3. Any abuse of the exercise of the power of preventive suspension shall be penalized as abuse of authority.
16. Penalty (Agra Notes)
1.
Under Section 60 of the 1991 Local Government Code, the penalty of dismissal from service upon an erring local official may be declared only by a court of law. Thus, Article 124(b), Rule XIX of the Rules and Regulations Implementing the Local Government Code, which grants the disciplinary authority the power to remove elective local officials, is a nullity. (Pablico v.Villapando, GR 147870, 07.31.2002)
2.
A sanggunian panlalawigan may cause the removal of a municipal mayor who did not appeal to the Office of the President within the reglemantary period the decision removal him/ her from office. If a public official is not removed before his/ her term of office expires, he/ she can no longer be removed if he/she thereafter re-elected for another term. Therefore, a decision removing an elective local official, which has become final before the election, constitutes a disqualification. (Reyes v. Comelec, GR120905, 03.07.96)
3.
The President may suspend an erring provincial elected official who committed several administrative offenses for an aggregate period exceeding 6 months provided that each administrative offense, the period of suspension does not exceed the 6- month limit. (Salalima v. Guingona, GR117589-92, 05.22.96)
4.
Dishonesty , oppression, misconduct in office, gross negligence, or an offense punishable by at least prison mayor constitute grounds for removal upon order of the proper court. (Castillo-Co v. Barbers GR 129952,06.16.98)
The penalty of suspension imposed upon the respondent shall not exceed his unexpired term, or a period of 6 months for every administrative
offense, nor shall said penalty be a bar to the candidacy of the respondent as long as he meets the qualifications required for the office.
1.
In Pablico v. Villapando, 2002, it was held that by virtue of Section 60 of the LGC, which provides that “an elective local official may be removed from office on grounds enumerated above by order of the proper court,” the penalty of dismissal form the service may be imposed upon an erring local elective official only by a court of law.
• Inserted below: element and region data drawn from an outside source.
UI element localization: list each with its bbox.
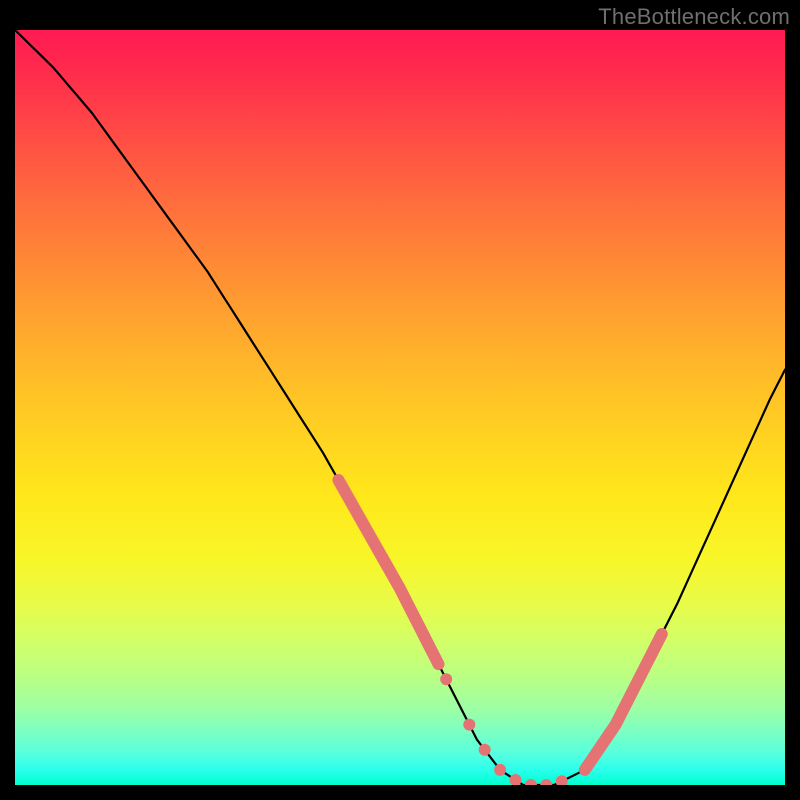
- highlight-dot: [525, 779, 537, 785]
- highlight-dot: [494, 764, 506, 776]
- highlight-dot: [440, 673, 452, 685]
- curve-left-branch: [15, 30, 462, 710]
- highlight-dot: [556, 775, 568, 785]
- curve-right-branch: [569, 370, 785, 778]
- highlight-dot: [479, 744, 491, 756]
- highlight-dot: [510, 774, 522, 785]
- curve-overlay: [15, 30, 785, 785]
- plot-area: [15, 30, 785, 785]
- chart-frame: TheBottleneck.com: [0, 0, 800, 800]
- highlight-valley-dots: [440, 673, 568, 785]
- highlight-dot: [463, 719, 475, 731]
- highlight-right-slope: [585, 634, 662, 770]
- curve-valley-floor: [462, 710, 570, 786]
- highlight-left-slope: [338, 480, 438, 664]
- highlight-dot: [540, 779, 552, 785]
- watermark-text: TheBottleneck.com: [598, 4, 790, 30]
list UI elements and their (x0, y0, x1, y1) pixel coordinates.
The provision of the Implementing Rules and Regulations granting the disciplining authority the power to remove an elective local official administratively are invalid.2. Note that under Section 40 of the Local Government Code, the penalty of removal form office as a result of an administrative case shall be a bar to the candidacy of the respondent for any elective local office.
3.
In Salalima v. Guingona, 257 SCRA55, the SC upheld the imposition of the
administrative penalty of suspension of not more than 6 months for each offense, provided that the successive serves of the sentence should not exceed the unexpired portion of the term of the petitioners. The suspension did not amount to removal from office.